Friday, September 18, 2020

New Reception Desk Debuts at MIHM

Artist J.J. Stinchcomb, donors Bill and Karen Young and artist Peter  Sottong with the newly refurbished reception desk at the Marco Island Historical Museum. PHOTOS BY NOELLE H. LOWERY

Artist J.J. Stinchcomb, donors Bill and Karen Young and artist Peter Sottong with the newly refurbished reception desk at the Marco Island Historical Museum. PHOTOS BY NOELLE H. LOWERY

By Noelle H. Lowery
noelle@coastalbreezenews.com

Regular patrons of the Marco Island Historical Museum will notice something different about the lobby when they walk in during their next visit. Thanks to a generous monetary donation by Bill and Karen, the museum was able to secure a new reception desk and have it refurbished by local artist J.J. Stinchcomb.

The Youngs have been major contributors to the Marco Island Historical Society and its museum since it was built. “We felt like it was a little piece of Marco that was missing,” says Bill of the museum.
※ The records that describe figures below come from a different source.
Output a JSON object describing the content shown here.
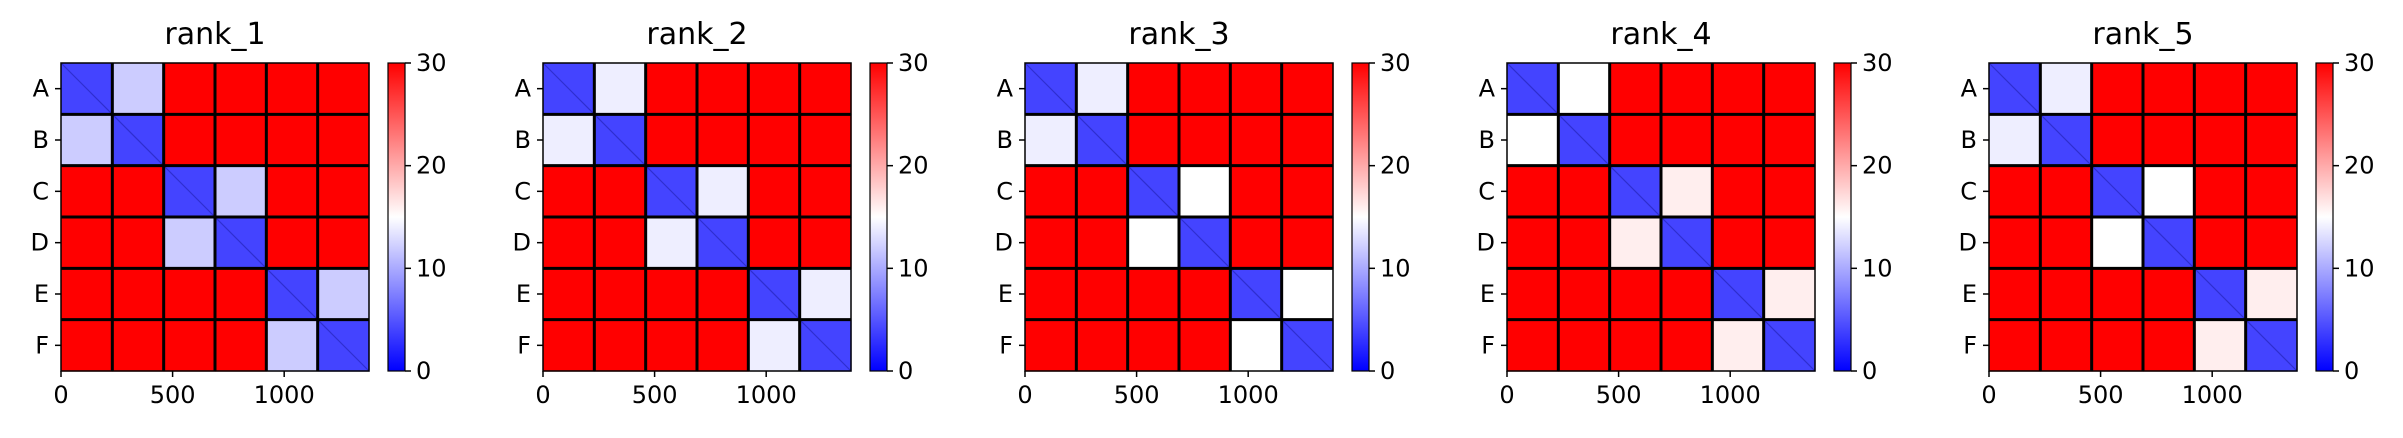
{
  "chart_data": [
    {
      "type": "heatmap",
      "title": "rank_1",
      "row_labels": [
        "A",
        "B",
        "C",
        "D",
        "E",
        "F"
      ],
      "x_ticks": [
        0,
        500,
        1000
      ],
      "x_range": [
        0,
        1380
      ],
      "colorbar_ticks": [
        0,
        10,
        20,
        30
      ],
      "colorbar_range": [
        0,
        30
      ],
      "colormap": [
        "#0000ff",
        "#ffffff",
        "#ff0000"
      ],
      "values": [
        [
          4,
          12,
          30,
          30,
          30,
          30
        ],
        [
          12,
          4,
          30,
          30,
          30,
          30
        ],
        [
          30,
          30,
          4,
          12,
          30,
          30
        ],
        [
          30,
          30,
          12,
          4,
          30,
          30
        ],
        [
          30,
          30,
          30,
          30,
          4,
          12
        ],
        [
          30,
          30,
          30,
          30,
          12,
          4
        ]
      ]
    },
    {
      "type": "heatmap",
      "title": "rank_2",
      "row_labels": [
        "A",
        "B",
        "C",
        "D",
        "E",
        "F"
      ],
      "x_ticks": [
        0,
        500,
        1000
      ],
      "x_range": [
        0,
        1380
      ],
      "colorbar_ticks": [
        0,
        10,
        20,
        30
      ],
      "colorbar_range": [
        0,
        30
      ],
      "colormap": [
        "#0000ff",
        "#ffffff",
        "#ff0000"
      ],
      "values": [
        [
          4,
          14,
          30,
          30,
          30,
          30
        ],
        [
          14,
          4,
          30,
          30,
          30,
          30
        ],
        [
          30,
          30,
          4,
          14,
          30,
          30
        ],
        [
          30,
          30,
          14,
          4,
          30,
          30
        ],
        [
          30,
          30,
          30,
          30,
          4,
          14
        ],
        [
          30,
          30,
          30,
          30,
          14,
          4
        ]
      ]
    },
    {
      "type": "heatmap",
      "title": "rank_3",
      "row_labels": [
        "A",
        "B",
        "C",
        "D",
        "E",
        "F"
      ],
      "x_ticks": [
        0,
        500,
        1000
      ],
      "x_range": [
        0,
        1380
      ],
      "colorbar_ticks": [
        0,
        10,
        20,
        30
      ],
      "colorbar_range": [
        0,
        30
      ],
      "colormap": [
        "#0000ff",
        "#ffffff",
        "#ff0000"
      ],
      "values": [
        [
          4,
          14,
          30,
          30,
          30,
          30
        ],
        [
          14,
          4,
          30,
          30,
          30,
          30
        ],
        [
          30,
          30,
          4,
          15,
          30,
          30
        ],
        [
          30,
          30,
          15,
          4,
          30,
          30
        ],
        [
          30,
          30,
          30,
          30,
          4,
          15
        ],
        [
          30,
          30,
          30,
          30,
          15,
          4
        ]
      ]
    },
    {
      "type": "heatmap",
      "title": "rank_4",
      "row_labels": [
        "A",
        "B",
        "C",
        "D",
        "E",
        "F"
      ],
      "x_ticks": [
        0,
        500,
        1000
      ],
      "x_range": [
        0,
        1380
      ],
      "colorbar_ticks": [
        0,
        10,
        20,
        30
      ],
      "colorbar_range": [
        0,
        30
      ],
      "colormap": [
        "#0000ff",
        "#ffffff",
        "#ff0000"
      ],
      "values": [
        [
          4,
          15,
          30,
          30,
          30,
          30
        ],
        [
          15,
          4,
          30,
          30,
          30,
          30
        ],
        [
          30,
          30,
          4,
          16,
          30,
          30
        ],
        [
          30,
          30,
          16,
          4,
          30,
          30
        ],
        [
          30,
          30,
          30,
          30,
          4,
          16
        ],
        [
          30,
          30,
          30,
          30,
          16,
          4
        ]
      ]
    },
    {
      "type": "heatmap",
      "title": "rank_5",
      "row_labels": [
        "A",
        "B",
        "C",
        "D",
        "E",
        "F"
      ],
      "x_ticks": [
        0,
        500,
        1000
      ],
      "x_range": [
        0,
        1380
      ],
      "colorbar_ticks": [
        0,
        10,
        20,
        30
      ],
      "colorbar_range": [
        0,
        30
      ],
      "colormap": [
        "#0000ff",
        "#ffffff",
        "#ff0000"
      ],
      "values": [
        [
          4,
          14,
          30,
          30,
          30,
          30
        ],
        [
          14,
          4,
          30,
          30,
          30,
          30
        ],
        [
          30,
          30,
          4,
          15,
          30,
          30
        ],
        [
          30,
          30,
          15,
          4,
          30,
          30
        ],
        [
          30,
          30,
          30,
          30,
          4,
          16
        ],
        [
          30,
          30,
          30,
          30,
          16,
          4
        ]
      ]
    }
  ]
}
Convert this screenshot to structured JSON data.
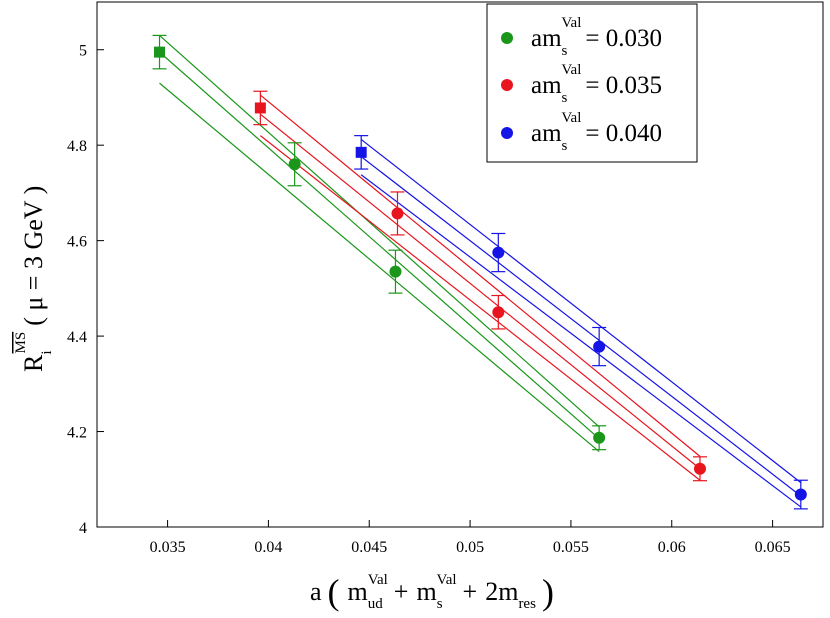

As a result of the Youngs’ donation, the desk has been named in their honor.

According to Lori Wagor, enterprise manager for MIHS, the counter was given to the museum recently, and officials weren’t certain what to do with it at first. “Someone gave us this 1960s counter with brass trim and a laminate countertop,” explains Wagor. “I kept looking at it, trying to figure out what to do with it…Then, I had a eureka moment, and thought of J.J. Stinchcomb.”

Stinchcomb is known throughout Southwest Florida for his amazing oil paintings, murals and portraits. However, it was his work with faux finishes and plaster that drew Wagor to him. “The counter just called for his application. He came in, and looked at the counter. He brought samples of various applications in,” Wagor recounts.

“At first, I was just going to do a textured finished,” Stinchcomb says. “Then, someone brought in a cut palm frond, and we ended up with this fossilized, antiquated finish that incorporates plaster and a troll-over wax. It is one of my favorite finishes.” It was an arduous process. Between sanding, taping, filling joints and cracks and drying time for the plaster, the project took nine days to complete.

Adorning the desk are Peter Sottong’s paintings of various mask artifacts and photographs of replicas that can be found in the museum.

“They have done a lovely job with it,” Bill adds.